Tangential Learning, or the way you can learn various skills or ideas
by shear virtue of being introduced to them in a different context.
Games like Kerbal Space Program do a great job of expressing the
complexity of space rocket launches done by NASA for example. Yes, it
is used as an education tool, but it only seems to be for the sake of
maintaining and perpetuating the program.
There is also the complete
missed opportunity of Augmented Reality Games, experiences that use
the real world as its base rather than a virtual interface. Pokemon
Go is a fantastic example of this, and not only has it been great for
getting people into healthy habits of walking every once in a while,
there are also countless stories of how it helped small businesses thrive. The book was published in 2010, and this
type of game experience has been around in smaller capacities around
that time, but apparently Ernest couldn't figure out how to work
Galaga into it or whatever.
But probably the
most aggravating of all is how much the 80's themes of personal
empowerment and prosperity should reinforce one of the greatest
triumphs of gamer culture: translating skills learned into a career
to better the world. Not give up gaming as "kid stuff" but using what you learned through your hobby to better yourself as a person while still keeping it as a part of your life. Worse it reinforces, even glorifies one of the most
unhealthy stereotypes of gamer culture: that the world isn't going to
get any better so just sit down and play.
Once again, a theme
of 80s pop culture was the prevailing idea that you should
continuously strive for riches and material wealth, which was equated
with happiness and fulfillment, by always plugging away. Marty McFly
in Back to the Future has this happen to him at the end of the movie
when he changes history. Do his parents have a more loving mutual
marriage shown with more passionate and worldly members of the family
embracing each other? Nope. McFly gets a present of a big honking
truck, his brother and sister all have on fancy suits and rush out of
the house because they got well-paying jobs, and his dad is now an
accomplished sci-fi author. And the bully that used to torment
Marty's dad? He washes their car and does chores for them. All of
this because through the events of the film, Marty helped his dad get
off his ass and fight for what was important to him. And it paid off
in spades.
Meanwhile, our
allegedly lovable everyman schlub in RPO has a vast understanding of
80s culture, is great at pattern recognition, is able to coordinate
dangerous situations under pressure with several allies showcasing
resource management and human resource management skills, he
apparently is fantastic at coding because at one point he hacks into
the police station and steals vital information to save his friends.
Yet not once does he
parlay any of these skills into a job or career that pulls him out of
the boonies. He's an antisocial hermit says the book? Look at my
above examples and tell me if that sounds like someone whose
antisocial. Also, remote office work is a thing that we have now,
there is literally no excuse.
But apparently it
all worked out. He stayed locked away, played his games, and then
suddenly became a billionaire. Not through tournaments like a video
game answer to Rocky, but because he remembered how cool the 80s was
and remembered cheat codes for Joust.
Ready Player One is
unbelievably smug and self-satisfied with itself. It preaches to the
choir, it loves hearing itself talk, and for a sci-fi story there are
so many problems with it it makes me want to scream bloody murder.

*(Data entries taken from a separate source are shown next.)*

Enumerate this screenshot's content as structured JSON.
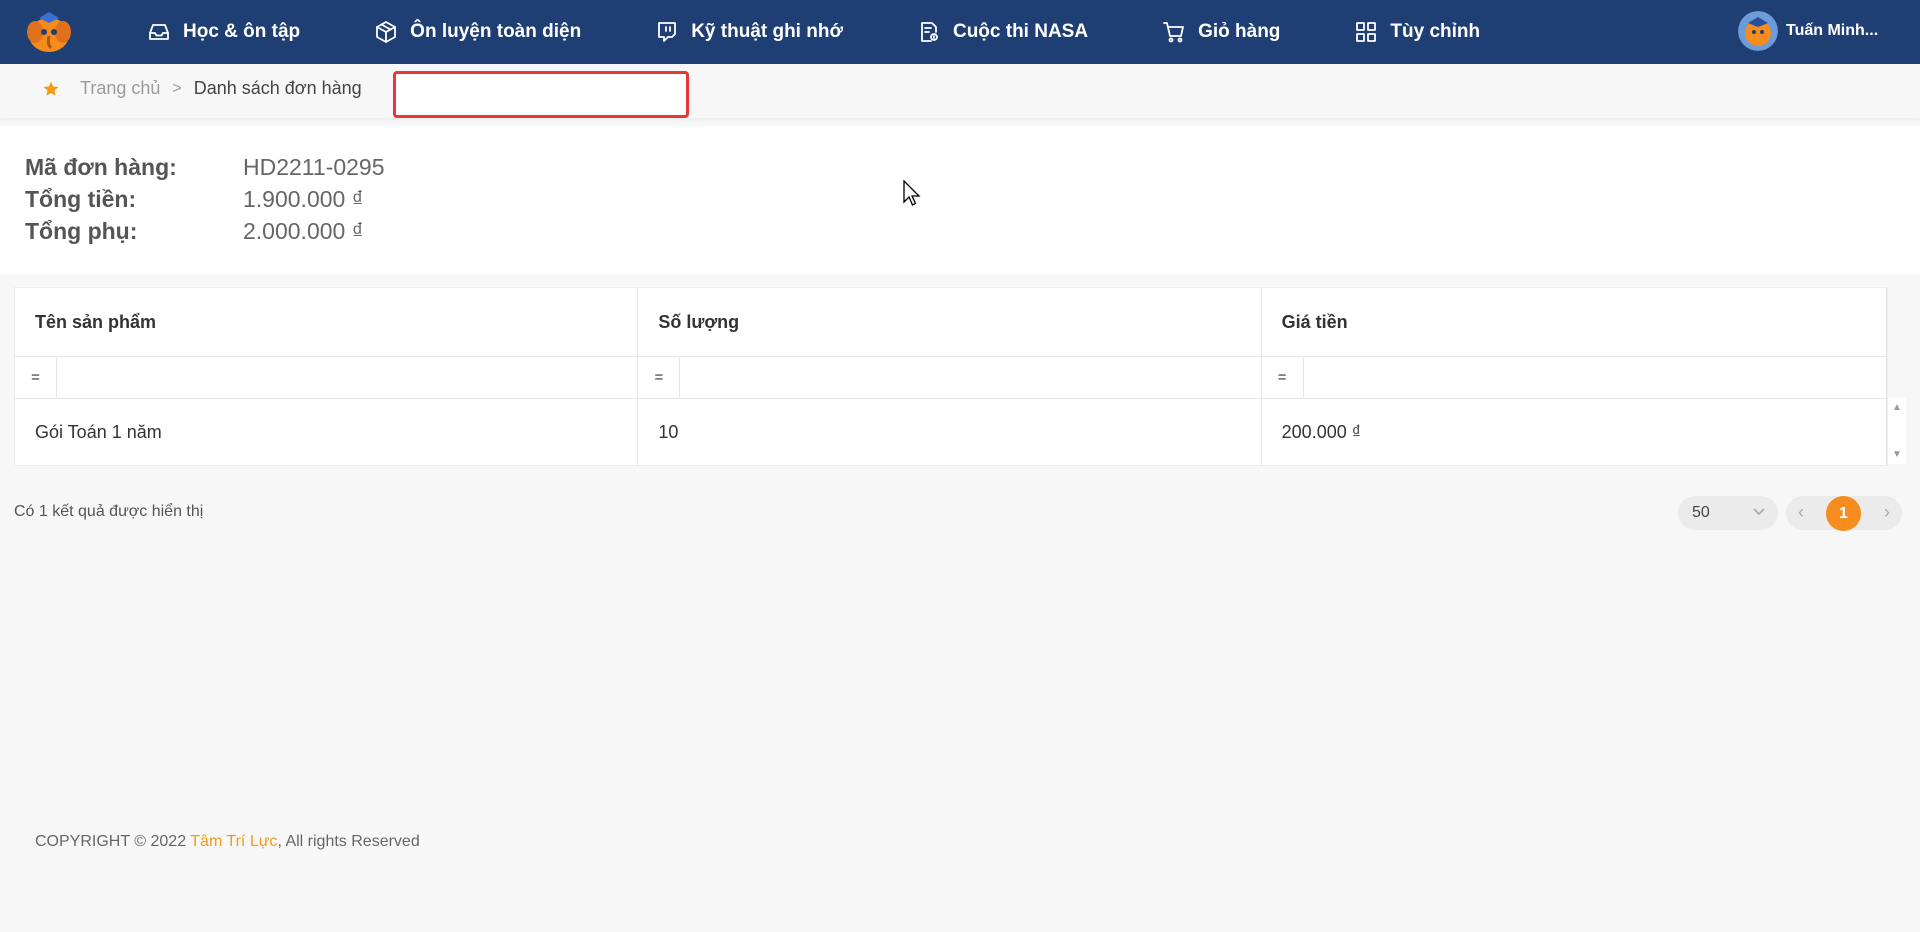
{
  "nav": {
    "items": [
      {
        "label": "Học & ôn tập",
        "icon": "inbox-icon"
      },
      {
        "label": "Ôn luyện toàn diện",
        "icon": "box-icon"
      },
      {
        "label": "Kỹ thuật ghi nhớ",
        "icon": "twitch-icon"
      },
      {
        "label": "Cuộc thi NASA",
        "icon": "contest-doc-icon"
      },
      {
        "label": "Giỏ hàng",
        "icon": "cart-icon"
      },
      {
        "label": "Tùy chỉnh",
        "icon": "grid-icon"
      }
    ],
    "user_name": "Tuấn Minh..."
  },
  "breadcrumb": {
    "home": "Trang chủ",
    "separator": ">",
    "current": "Danh sách đơn hàng"
  },
  "order": {
    "code_label": "Mã đơn hàng:",
    "code_value": "HD2211-0295",
    "total_label": "Tổng tiền:",
    "total_value": "1.900.000 ₫",
    "extra_label": "Tổng phụ:",
    "extra_value": "2.000.000 ₫"
  },
  "table": {
    "columns": [
      "Tên sản phẩm",
      "Số lượng",
      "Giá tiền"
    ],
    "filter_op": "=",
    "rows": [
      [
        "Gói Toán 1 năm",
        "10",
        "200.000 ₫"
      ]
    ]
  },
  "result_text": "Có 1 kết quả được hiển thị",
  "pagination": {
    "page_size": "50",
    "current_page": "1",
    "prev": "‹",
    "next": "›"
  },
  "footer": {
    "prefix": "COPYRIGHT © 2022 ",
    "brand": "Tâm Trí Lực",
    "suffix": ", All rights Reserved"
  },
  "colors": {
    "navbar": "#1f3f74",
    "accent": "#f68b1e",
    "highlight_box": "#e53935"
  }
}
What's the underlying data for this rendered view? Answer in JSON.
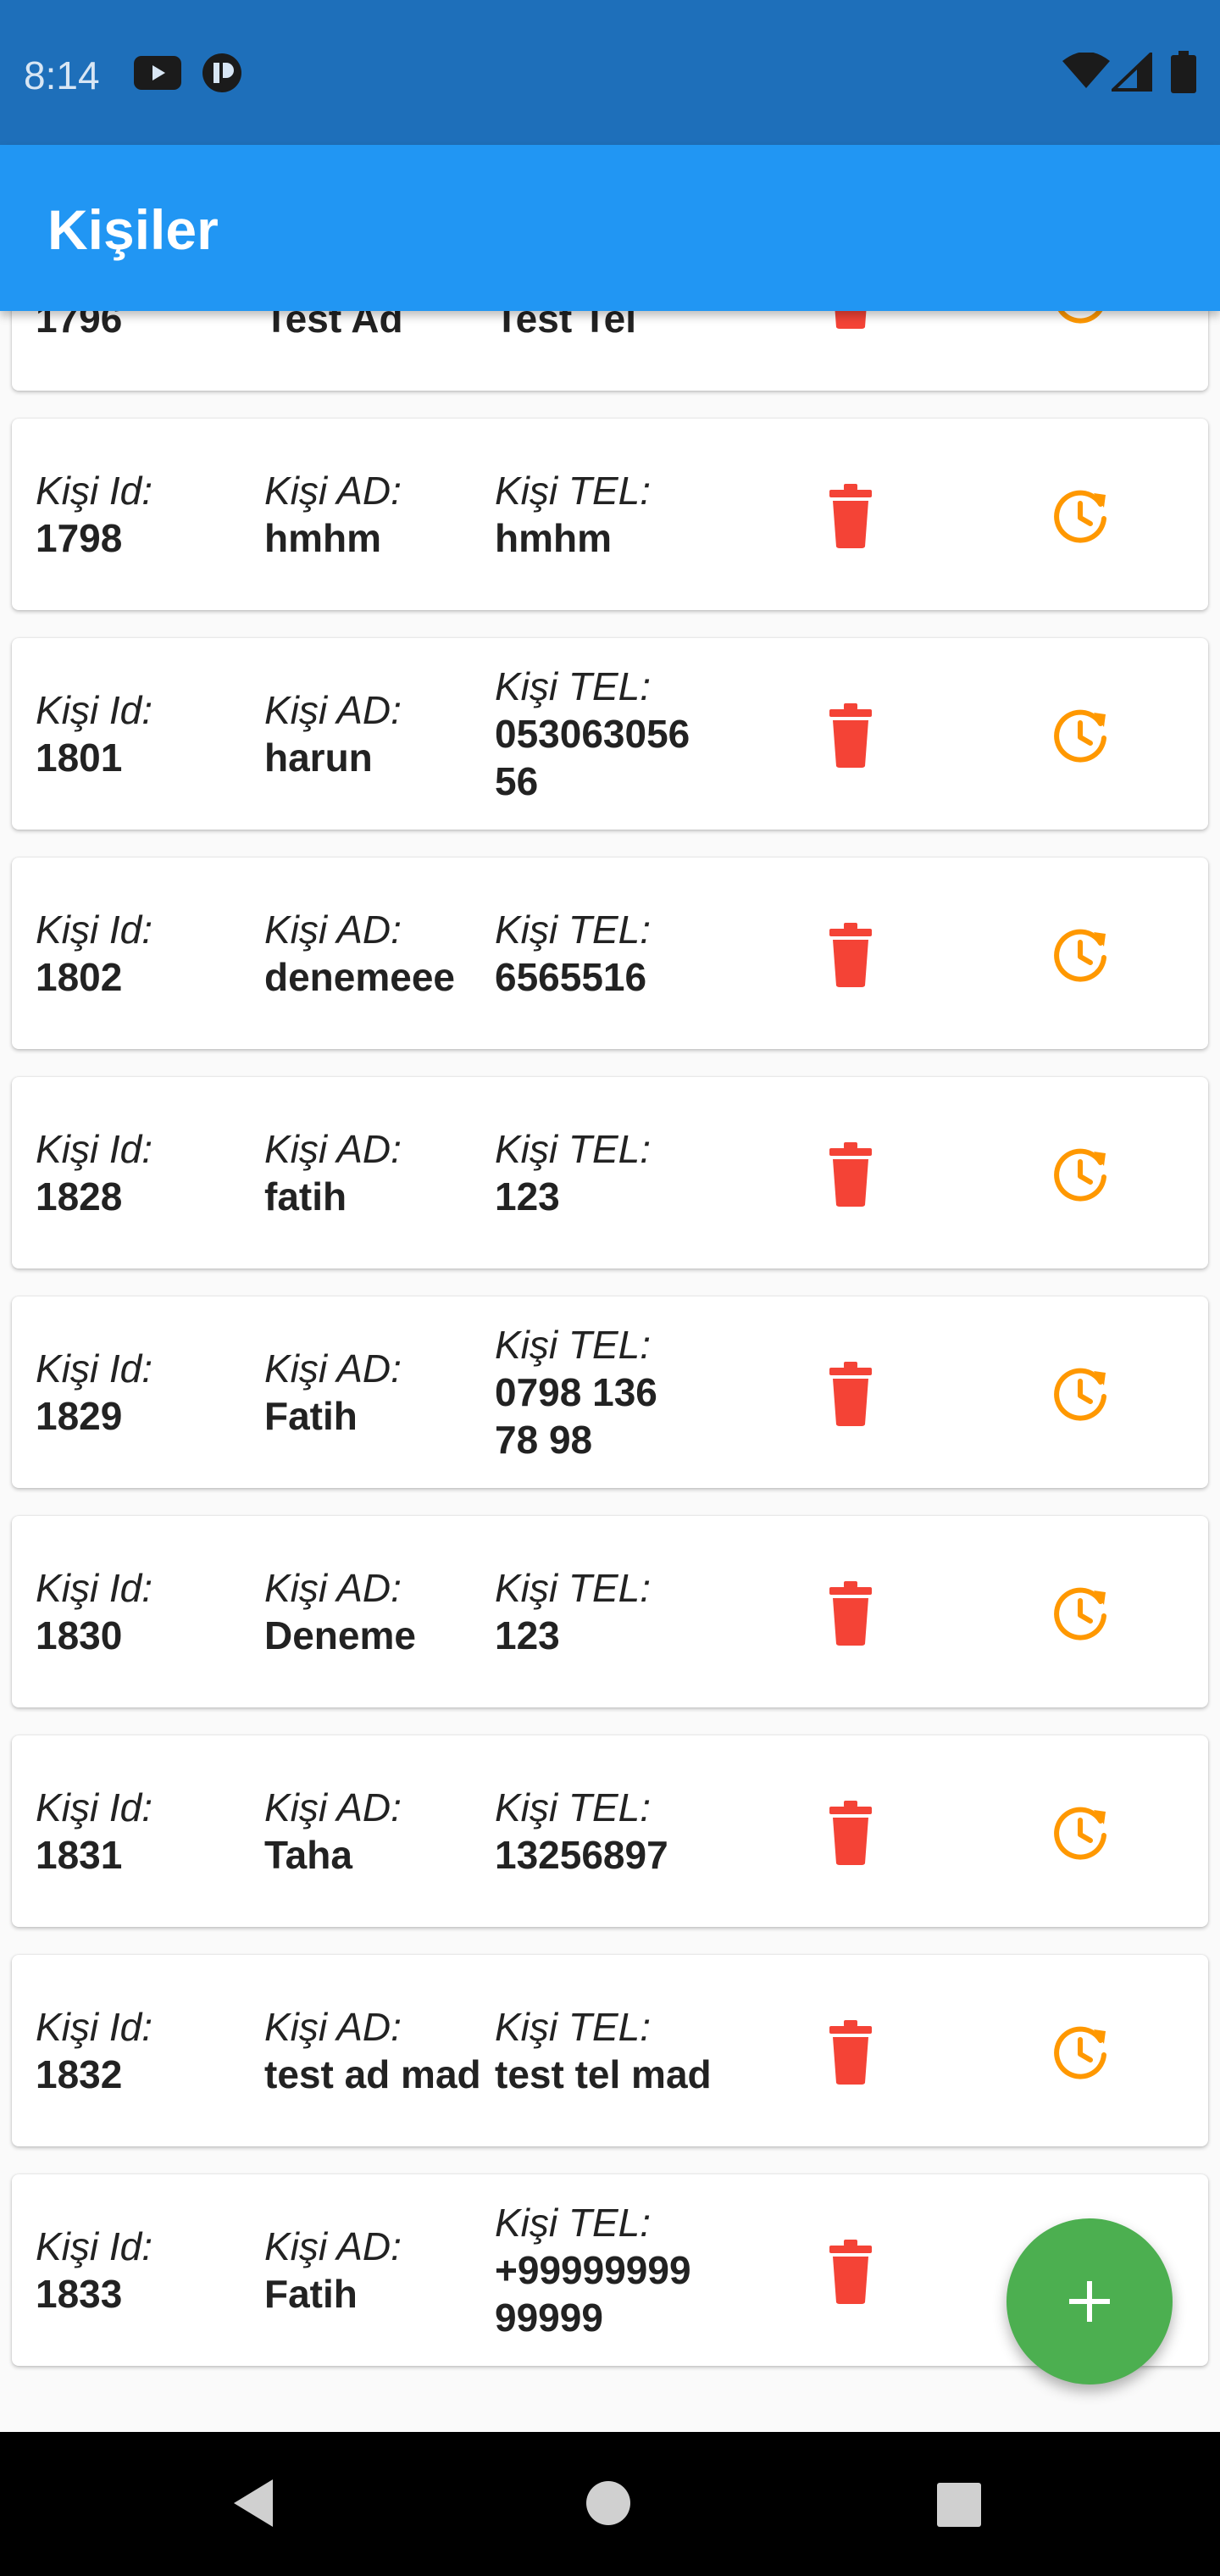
{
  "status_bar": {
    "time": "8:14"
  },
  "app_bar": {
    "title": "Kişiler"
  },
  "labels": {
    "id": "Kişi Id:",
    "ad": "Kişi AD:",
    "tel": "Kişi TEL:"
  },
  "contacts": [
    {
      "id": "1796",
      "ad": "Test  Ad",
      "tel": "Test Tel"
    },
    {
      "id": "1798",
      "ad": "hmhm",
      "tel": "hmhm"
    },
    {
      "id": "1801",
      "ad": "harun",
      "tel": "053063056\n56"
    },
    {
      "id": "1802",
      "ad": "denemeee",
      "tel": "6565516"
    },
    {
      "id": "1828",
      "ad": "fatih",
      "tel": "123"
    },
    {
      "id": "1829",
      "ad": "Fatih",
      "tel": "0798 136\n78 98"
    },
    {
      "id": "1830",
      "ad": "Deneme",
      "tel": "123"
    },
    {
      "id": "1831",
      "ad": "Taha",
      "tel": "13256897"
    },
    {
      "id": "1832",
      "ad": "test ad mad",
      "tel": "test tel mad"
    },
    {
      "id": "1833",
      "ad": "Fatih",
      "tel": "+99999999\n99999"
    }
  ],
  "colors": {
    "status_bar": "#1e6fba",
    "app_bar": "#2196f3",
    "delete_icon": "#f44336",
    "update_icon": "#ff9800",
    "fab": "#4caf50"
  },
  "icons": {
    "delete": "trash-icon",
    "update": "update-clock-icon",
    "fab": "plus-icon"
  }
}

Almost no research was done in making things believable and
everything about it is surface level, hackneyed and boring. To hold
it up as “The Holy Grail of Nerd Culture” massively under values
nerd culture as well as overvalue a book and author who could have
used a second draft.
All of that being
said, I will still check out Steven Spielberg's film adaptation
because he notoriously makes film adaptations that are lightly based
on the source material, adding in depth and nuance and a spinkle of
whimsy to whatever he makes.
I mean, have you
tried reading Michael Crichton's Jurassic Park? Very different story.